This guest article was written by Jason Gallup, Student Programs Director at the Office of Sustainability.
The window for avoiding the catastrophic effects of environmental degradation is small. As a society, we are now well aware that without major reductions in our carbon emissions, we soon will face irreversible changes to our planet that will put tens of millions of people across the globe at risk. Given what we know about the urgency of the environmental issues of our day, there is a clear need for comprehensive action to improve sustainability now. But how do we go about implementing these changes?
In my view, it’s helpful to think about two distinct approaches to sustainability. The way I conceptualize them is “top-down” and “bottom-up.” This distinction is likely familiar, and perhaps cliché, but I find it to be helpful both as a framing tool for envisioning sustainability efforts and a guide for coordinating their implementation.

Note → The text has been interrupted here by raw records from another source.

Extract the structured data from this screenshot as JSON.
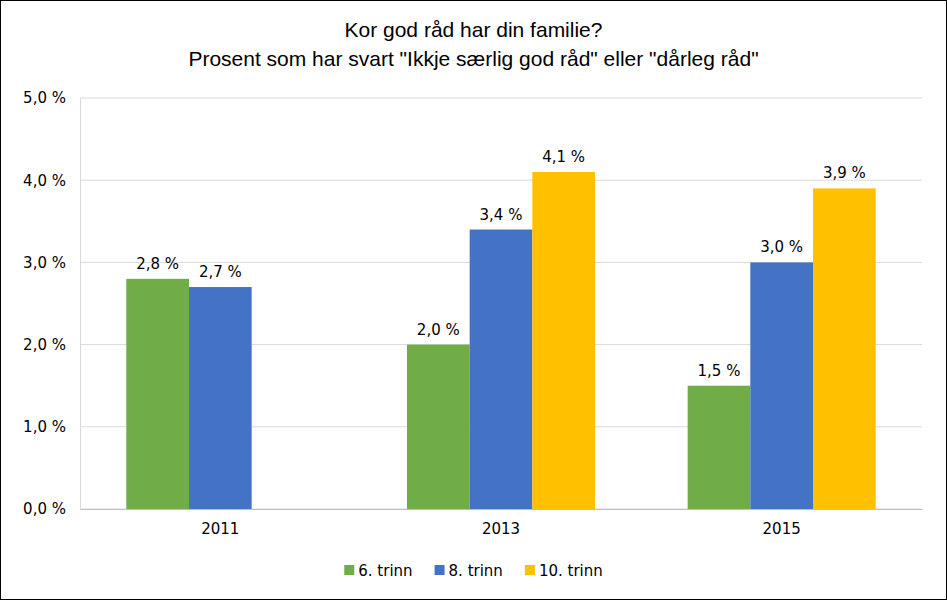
{
  "chart_data": {
    "type": "bar",
    "title": "Kor god råd har din familie?",
    "subtitle": "Prosent som har svart \"Ikkje særlig god råd\" eller \"dårleg råd\"",
    "categories": [
      "2011",
      "2013",
      "2015"
    ],
    "series": [
      {
        "name": "6. trinn",
        "color": "#70ad47",
        "values": [
          2.8,
          2.0,
          1.5
        ],
        "value_labels": [
          "2,8 %",
          "2,0 %",
          "1,5 %"
        ]
      },
      {
        "name": "8. trinn",
        "color": "#4472c4",
        "values": [
          2.7,
          3.4,
          3.0
        ],
        "value_labels": [
          "2,7 %",
          "3,4 %",
          "3,0 %"
        ]
      },
      {
        "name": "10. trinn",
        "color": "#ffc000",
        "values": [
          null,
          4.1,
          3.9
        ],
        "value_labels": [
          null,
          "4,1 %",
          "3,9 %"
        ]
      }
    ],
    "ylim": [
      0,
      5
    ],
    "yticks": [
      {
        "value": 0,
        "label": "0,0 %"
      },
      {
        "value": 1,
        "label": "1,0 %"
      },
      {
        "value": 2,
        "label": "2,0 %"
      },
      {
        "value": 3,
        "label": "3,0 %"
      },
      {
        "value": 4,
        "label": "4,0 %"
      },
      {
        "value": 5,
        "label": "5,0 %"
      }
    ],
    "grid": true,
    "data_labels": true,
    "legend": "bottom"
  }
}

Top-down sustainability encompasses system-level changes driven by policy and operational directives. These approaches have the potential to create widespread and immediate change when applied effectively. California, for instance, has changed the auto industry by passing stricter fuel-economy standards that manufacturers must meet in order to sell vehicles in the state. Because California is the fifth largest economy in the world, the size of its market incentivizes auto makers to meet these standards and produces a ripple effect throughout the industry.
As a top-down sustainability hypothetical, we can imagine the US and China jointly declaring that all non-renewable energy production was illegal immediately within their borders. The resulting change in global CO2 emissions would be drastic. The implausibility of this scenario, however, illustrates the primary drawback to the top-down approach: namely, the lead-up time for implementing these kinds of efforts can be lengthy and political obstacles can be enormous. The number of stakeholders involved in a comprehensive sustainability undertaking is often large and the competing interests are complex; coordinating everyone involved and achieving consensus can be a difficult and sometimes insurmountable challenge.

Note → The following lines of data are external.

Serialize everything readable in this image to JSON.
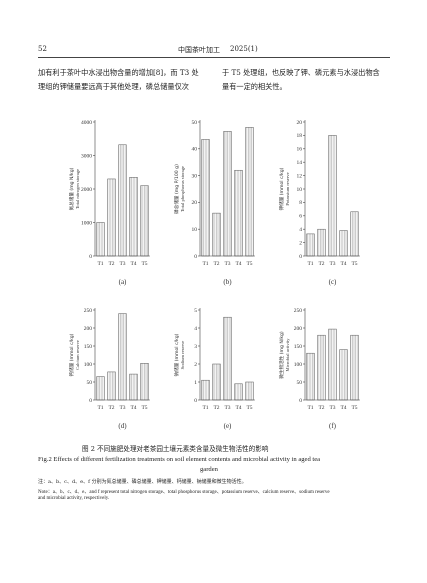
{
  "header": {
    "page": "52",
    "journal": "中国茶叶加工",
    "issue": "2025(1)"
  },
  "body": {
    "left_lines": [
      "加有利于茶叶中水浸出物含量的增加[8]，而 T3 处",
      "理组的钾储量要远高于其他处理，磷总储量仅次"
    ],
    "right_lines": [
      "于 T5 处理组，也反映了钾、磷元素与水浸出物含",
      "量有一定的相关性。"
    ]
  },
  "chart_data": [
    {
      "type": "bar",
      "label": "(a)",
      "ylabel": "氮总储量 (mg N/kg)",
      "ylabel_en": "Total nitrogen storage",
      "categories": [
        "T1",
        "T2",
        "T3",
        "T4",
        "T5"
      ],
      "values": [
        1000,
        2300,
        3320,
        2350,
        2100
      ],
      "ylim": [
        0,
        4000
      ],
      "yticks": [
        0,
        1000,
        2000,
        3000,
        4000
      ]
    },
    {
      "type": "bar",
      "label": "(b)",
      "ylabel": "磷总储量 (mg P/100 g)",
      "ylabel_en": "Total phosphorus storage",
      "categories": [
        "T1",
        "T2",
        "T3",
        "T4",
        "T5"
      ],
      "values": [
        43.5,
        16,
        46.5,
        32,
        48
      ],
      "ylim": [
        0,
        50
      ],
      "yticks": [
        0,
        10,
        20,
        30,
        40,
        50
      ]
    },
    {
      "type": "bar",
      "label": "(c)",
      "ylabel": "钾储量 (mmol c/kg)",
      "ylabel_en": "Potassium reserve",
      "categories": [
        "T1",
        "T2",
        "T3",
        "T4",
        "T5"
      ],
      "values": [
        3.3,
        4,
        18,
        3.8,
        6.6
      ],
      "ylim": [
        0,
        20
      ],
      "yticks": [
        0,
        2,
        4,
        6,
        8,
        10,
        12,
        14,
        16,
        18,
        20
      ]
    },
    {
      "type": "bar",
      "label": "(d)",
      "ylabel": "钙储量 (mmol c/kg)",
      "ylabel_en": "Calcium reserve",
      "categories": [
        "T1",
        "T2",
        "T3",
        "T4",
        "T5"
      ],
      "values": [
        65,
        78,
        240,
        72,
        102
      ],
      "ylim": [
        0,
        250
      ],
      "yticks": [
        0,
        50,
        100,
        150,
        200,
        250
      ]
    },
    {
      "type": "bar",
      "label": "(e)",
      "ylabel": "钠储量 (mmol c/kg)",
      "ylabel_en": "Sodium reserve",
      "categories": [
        "T1",
        "T2",
        "T3",
        "T4",
        "T5"
      ],
      "values": [
        1.1,
        2.0,
        4.6,
        0.9,
        1.0
      ],
      "ylim": [
        0,
        5
      ],
      "yticks": [
        0,
        1,
        2,
        3,
        4,
        5
      ]
    },
    {
      "type": "bar",
      "label": "(f)",
      "ylabel": "微生物活性 (mg N/kg)",
      "ylabel_en": "Microbial activity",
      "categories": [
        "T1",
        "T2",
        "T3",
        "T4",
        "T5"
      ],
      "values": [
        130,
        180,
        197,
        140,
        180
      ],
      "ylim": [
        0,
        250
      ],
      "yticks": [
        0,
        50,
        100,
        150,
        200,
        250
      ]
    }
  ],
  "caption": {
    "zh": "图 2  不同施肥处理对老茶园土壤元素类含量及微生物活性的影响",
    "en_lines": [
      "Fig.2  Effects of different fertilization treatments on soil element contents and microbial activity in aged tea",
      "garden"
    ],
    "note_zh": "注：a、b、c、d、e、f 分别为氮总储量、磷总储量、钾储量、钙储量、钠储量和微生物活性。",
    "note_en_lines": [
      "Note：a、b、c、d、e、and f represent total  nitrogen storage、total  phosphorus storage、potassium reserve、calcium reserve、sodium reserve",
      "and microbial activity, respectively."
    ]
  }
}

While top-down approaches force behavior change through policy, bottom-up approaches attempt the opposite: to influence policy through behavior. The appeal of any bottom-up approach is that individual actions can have a massive impact when adopted by large numbers of people, and the barrier to entry is low. An individual behavior change—say, biking to work—may have a limited impact, but has great potential if adopted by many. The key to effectively activating the potential of a bottom-up approach lies in communicating both the goals of behavioral changes as well as the best strategies for implementing these changes to have maximum impact.
These two approaches are often presented as mutually exclusive, but it seems to me that UW-Madison is perfectly situated to employ and benefit from a combination of top-down and bottom-up approaches to sustainability. As a large institution with significant energy, transportation, and water operations, we have the opportunity to make serious improvements in sustainability through policy changes. We are already seeing the benefits of energy retrofits across campus, and the university has committed to the construction of more sustainable buildings as an essential part of campus development. Moreover, as an educational and research institution, we are privileged to have a population of students who are knowledgeable about sustainability, who care about reducing their own impact on the environment, and who are motivated to share this message with others on campus through campaigns and initiatives.
To illustrate this combined approach, we might look at compost on campus. Thanks to a contract with a local food waste processor, Facilities Planning & Management has instituted compost pick-up on campus as part of its waste disposal operations. This represents an institutional commitment to improving the carbon footprint of this campus. However, this waste stream has consistent issues with contamination by non-compostable items. To combat this problem, interns in the Office of Sustainability go out into dining units and offices on campus where they help people to incorporate compost disposal into their everyday behavior through tutorials, tips, and detailed signage about what items belong in the compost bin. As I see it, this is just one way that top-down and bottom-up approaches can work symbiotically.
What I hope to illustrate with this example is that we do not have to choose one approach or the other. We can continue to reach out to students, staff, and faculty about how their individual choices and actions can have consequences for sustainability. We also can continue to pursue policies and practices at a systems and facilities level that improve the sustainability of campus operations. In doing so, we will serve as a model to the surrounding community and the academic community as a whole while empowering all Badgers to embrace sustainability in their own lives and become champions for a more sustainable world. Given what we know about the challenges that we are bound to face as soon as the middle of this century, we have no time to waste. There is no silver bullet to solve our environmental crises; rather, it is going to require tireless effort and countless tactics. By embracing top-down and bottom-up approaches to sustainability as complementary rather than contradictory strategies, we will maximize our opportunity to sustain UW-Madison and beyond.